Inside the Black Interior Designers Network

Down to Business
The need for the organization and its attendant programming is evident. There’s been a record number of black interior designers attending furniture markets and trade shows, and last year three of BIDN’s members appeared in various issues of Traditional Home. Design is a booming business; black buying power is expected to number $1.4 trillion by 2020, according to the University of Georgia’s Selig Center for Economic Growth, with black homeowners “venturing into this territory exploring high-end luxury brands like Viking and Sub-Zero,” according to BIDN, “while mixing in striking pieces that can be found at mainstream retailers.”

Top Honors
While writing the design blog Pinkeggshell, BIDN founder Kimberly Ward was often asked, “Where are all the black designers?” In response, she created the African American Top 20 Interior Designers (AATOP20) list, which last year included Rayman Boozer, Michel Smith Boyd, Tiffany Brooks, Iantha Carley, Nikki Chu and Penny and Casi Francis, among other notables. As Ward explains, the award recognizes the “designers who, over the course of their interior design careers, have established a body of superior work demonstrating creativity, skill and innovation. This group of professionals is recognized for their individual achievements and social consciousness in the interior design field.”

Inside the Black Interior Designers Network

Mitchell Black removable wallcovering in Fanning Out

Onward to High Point
“Sunday Soiree,” BIDN’s first High Point mixer, will be held at the Mitchell Black/Couture Lamps/Taylor Burke Home showroom (IHFC G263) on April 23, from 4 p.m. to 6 p.m. “Partnering with Mitchell Black is so much fun, because the company is so fresh and creative,” Ward tells EAL of the collaborative event. “We love that you can customize the art, wallpaper and everything they offer to fit our customers’ needs…. Our customers love to make things their own, so Mitchell Black is the perfect solution.”
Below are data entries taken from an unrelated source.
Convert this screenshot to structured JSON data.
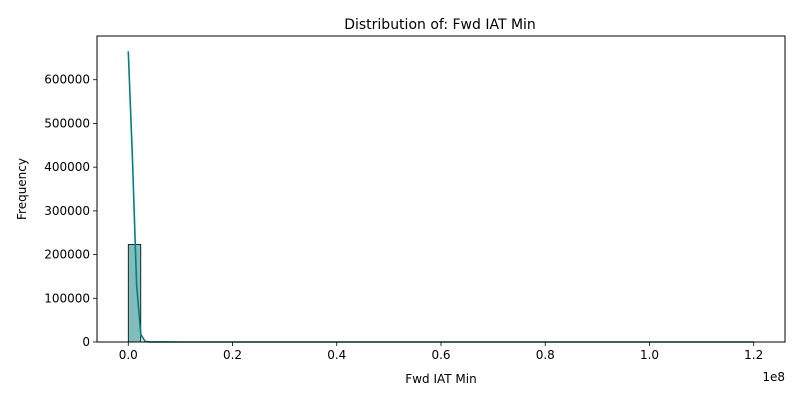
{
  "chart_data": {
    "type": "bar",
    "title": "Distribution of: Fwd IAT Min",
    "xlabel": "Fwd IAT Min",
    "ylabel": "Frequency",
    "x_offset_label": "1e8",
    "xlim": [
      -6000000,
      126000000
    ],
    "ylim": [
      0,
      700000
    ],
    "x_ticks": [
      0,
      0.2,
      0.4,
      0.6,
      0.8,
      1.0,
      1.2
    ],
    "x_tick_labels": [
      "0.0",
      "0.2",
      "0.4",
      "0.6",
      "0.8",
      "1.0",
      "1.2"
    ],
    "y_ticks": [
      0,
      100000,
      200000,
      300000,
      400000,
      500000,
      600000
    ],
    "y_tick_labels": [
      "0",
      "100000",
      "200000",
      "300000",
      "400000",
      "500000",
      "600000"
    ],
    "grid": false,
    "bins": {
      "start": 0,
      "width": 2400000,
      "counts": [
        223000,
        800,
        300,
        150,
        80,
        50,
        40,
        30,
        20,
        20,
        15,
        10,
        10,
        10,
        8,
        6,
        5,
        5,
        4,
        4,
        3,
        3,
        2,
        2,
        2,
        2,
        1,
        1,
        1,
        1,
        1,
        1,
        1,
        1,
        1,
        1,
        1,
        1,
        1,
        1,
        1,
        1,
        1,
        1,
        1,
        1,
        1,
        1,
        1,
        5
      ]
    },
    "kde": {
      "x": [
        0,
        800000,
        1600000,
        2400000,
        3200000,
        4000000,
        6000000,
        10000000,
        20000000,
        40000000,
        60000000,
        80000000,
        100000000,
        120000000
      ],
      "y": [
        665000,
        420000,
        130000,
        18000,
        1500,
        200,
        50,
        20,
        10,
        5,
        3,
        2,
        2,
        3
      ]
    },
    "colors": {
      "bar_fill": "#80bdbc",
      "bar_edge": "#000000",
      "kde_line": "#008080"
    }
  }
}
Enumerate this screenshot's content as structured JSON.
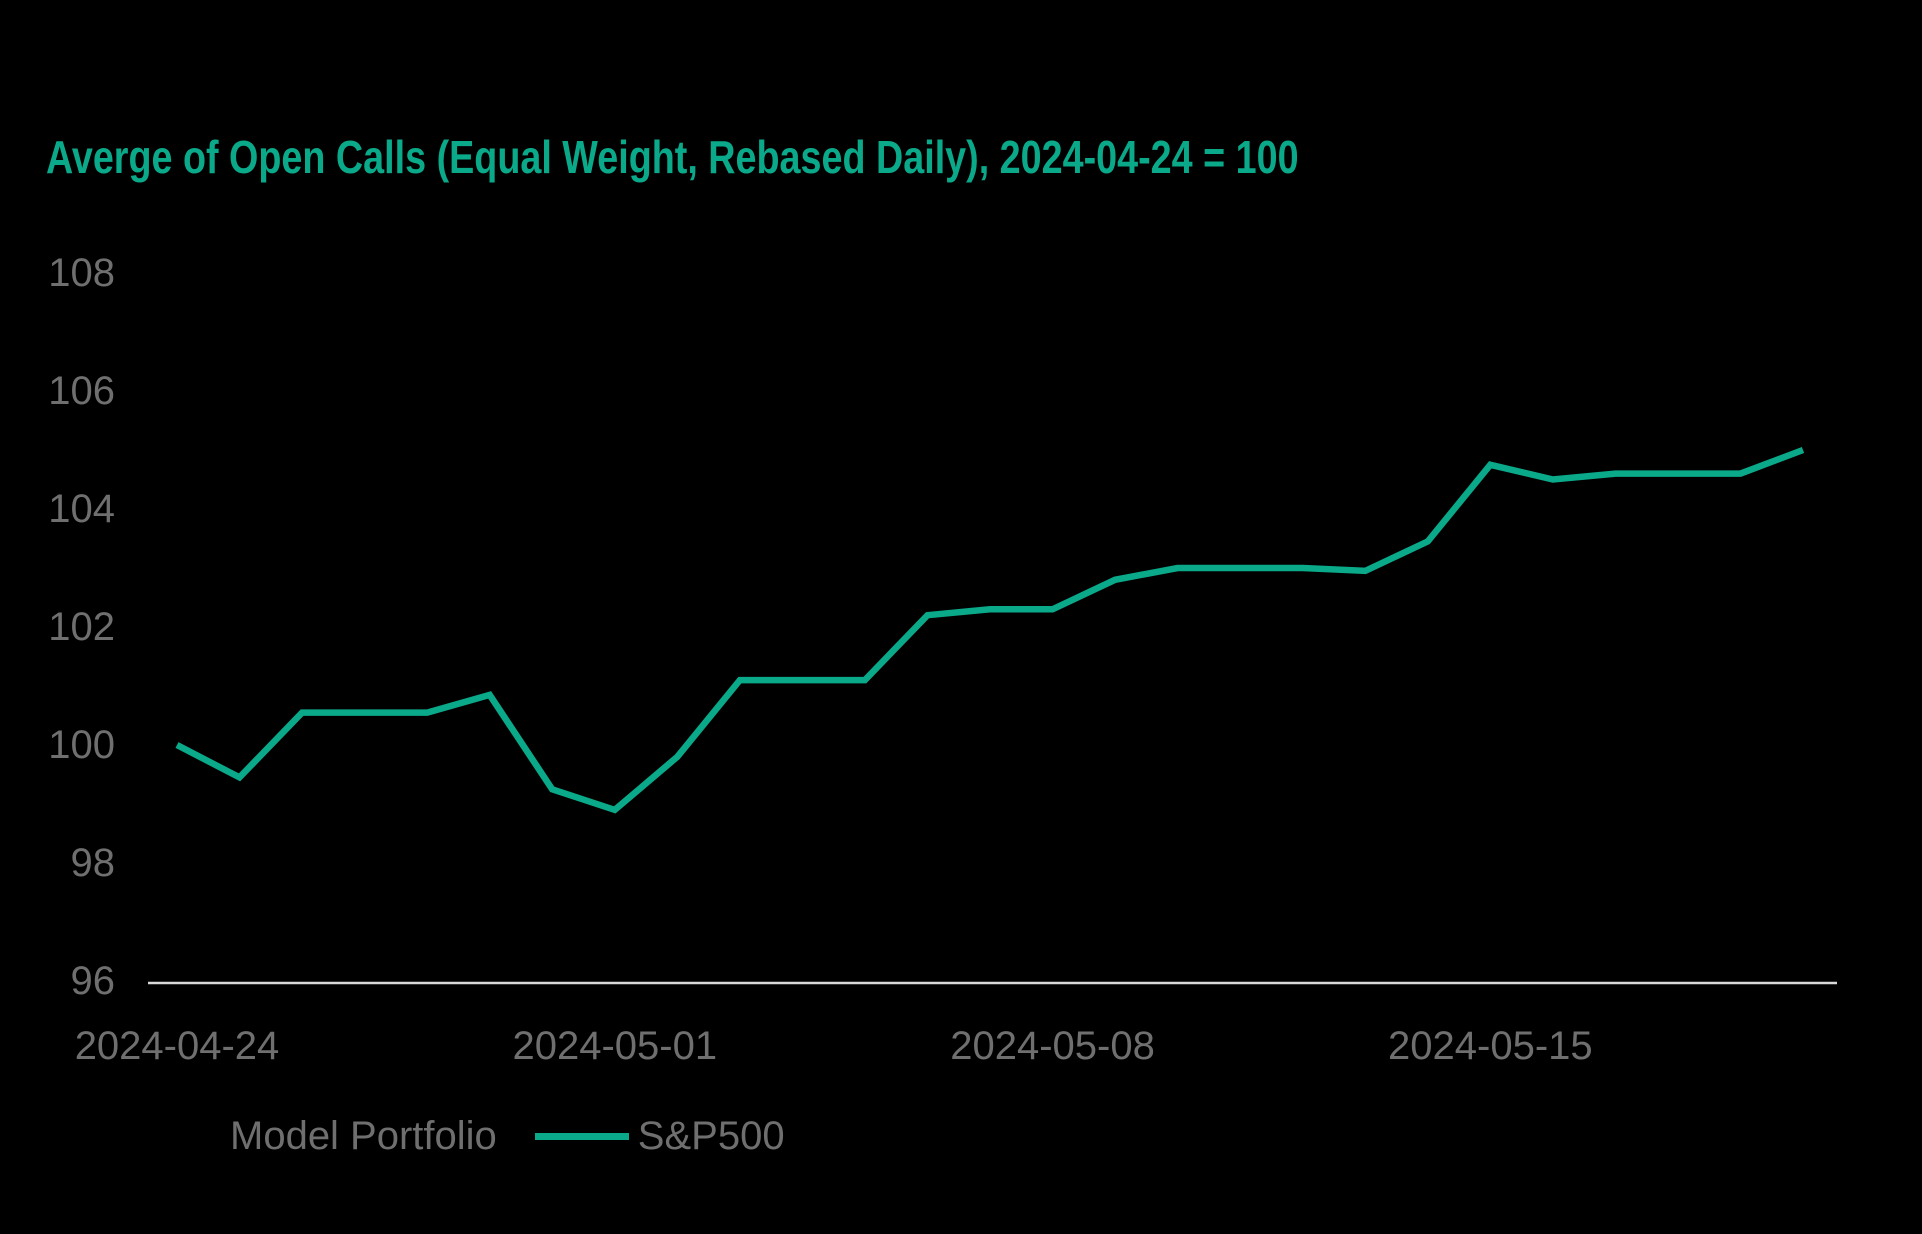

“Upon meeting Kimberly Ward of Black Interior Design Network, we learned of our shared desire to be a resource to and promote the designs of black interior designers,” Mitchell Black owner Lynai Jones shares. “The BIDN is a wonderful organization comprised of extremely talented interior designers with an immense range of styles and design capabilities with projects from New York to Dubai and everywhere in between. In working together, we hope to provide space and opportunity for black interior designers to network with their professional peers in this beautiful design world.”